With transport CO2 emissions in Britain representing about a quarter of the total, electric vehicles have been enthusiastically embraced by policymakers, including plans to subsidize electric cars in the UK, as one of the principal ways of cutting the sector's contribution to climate change.
The Committee on Climate Change, the official watchdog which monitors the Government's progress towards its climate objectives, suggested last year that pure electric and hybrid petrol-electric vehicles could help contribute to "deep emissions cuts", and if Britain were to hit a really high target of cutting carbon by 42 per cent by 2020, 40 per cent of the cars on the road – nearly 11 million vehicles – would have to be either battery-driven, or hybrids. This year the committee suggested a more realistic aim of putting 1.7 million electric cars on the road by 2020.

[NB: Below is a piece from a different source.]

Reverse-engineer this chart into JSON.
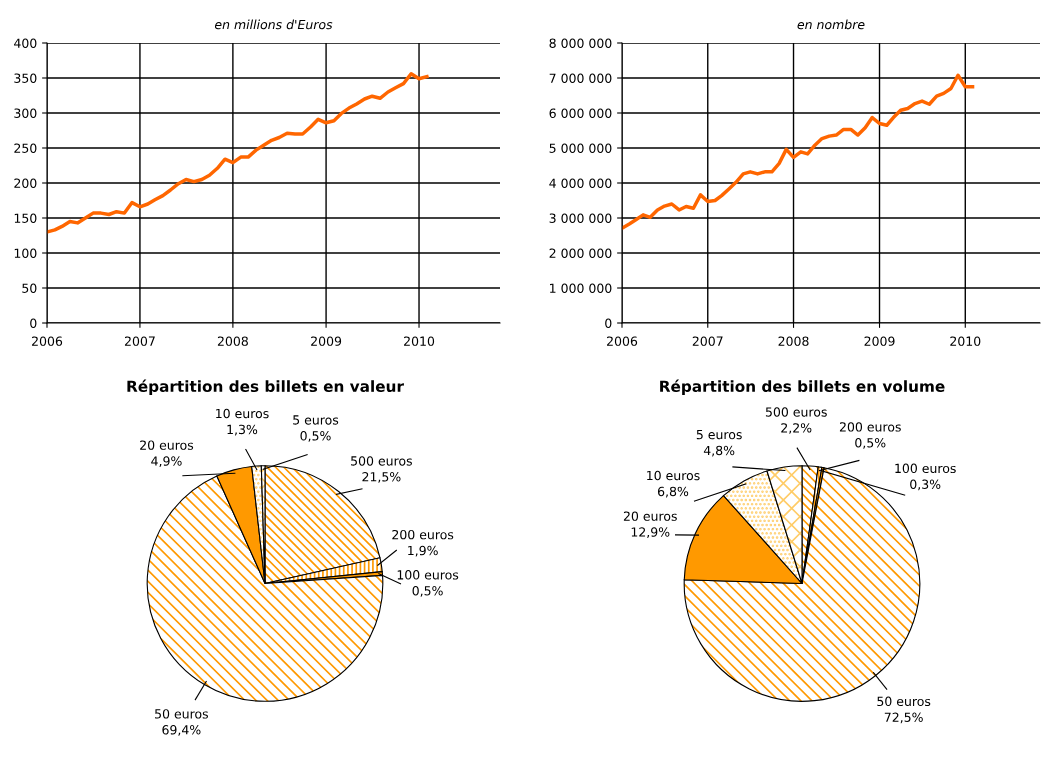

Yet all this is not the panacea some people think it is, says the new report from the ETA, a green campaigning and lobby group which also provides breakdown services. Although there are significant potential benefits to be had from a switch to electric vehicles even as higher prices continue to worry consumers, the group argues, these are wholly dependent on changes in the way electricity is generated, energy taxed and CO2 emissions regulated.
It is already known that widespread uptake of electric cars would mean much more electricity demand, with the possible consequence of building more – possibly coal-fired – power stations. A separate piece of research last year suggested that, if all Britain's 27 million cars went electric, and were charged every day, the electricity supply would have to quadruple to cope with the new demand.
The ETA report stresses that electric cars are only really green if they are using electricity produced by renewable energy systems such as wind power. And it goes on to point out that, under new binding EU targets for cutting car CO2 emissions agreed last December, carmakers can sell up to 3.5 SUVs for every zero-carbon electric vehicle they sell and still reach their official EU target.
"While the report is not intended to dampen enthusiasm for electric vehicles, their introduction should not be viewed as a panacea," said the ETA's director, Andrew Davis. "Significant changes to the way we produce and tax power are needed before we will reap any benefits."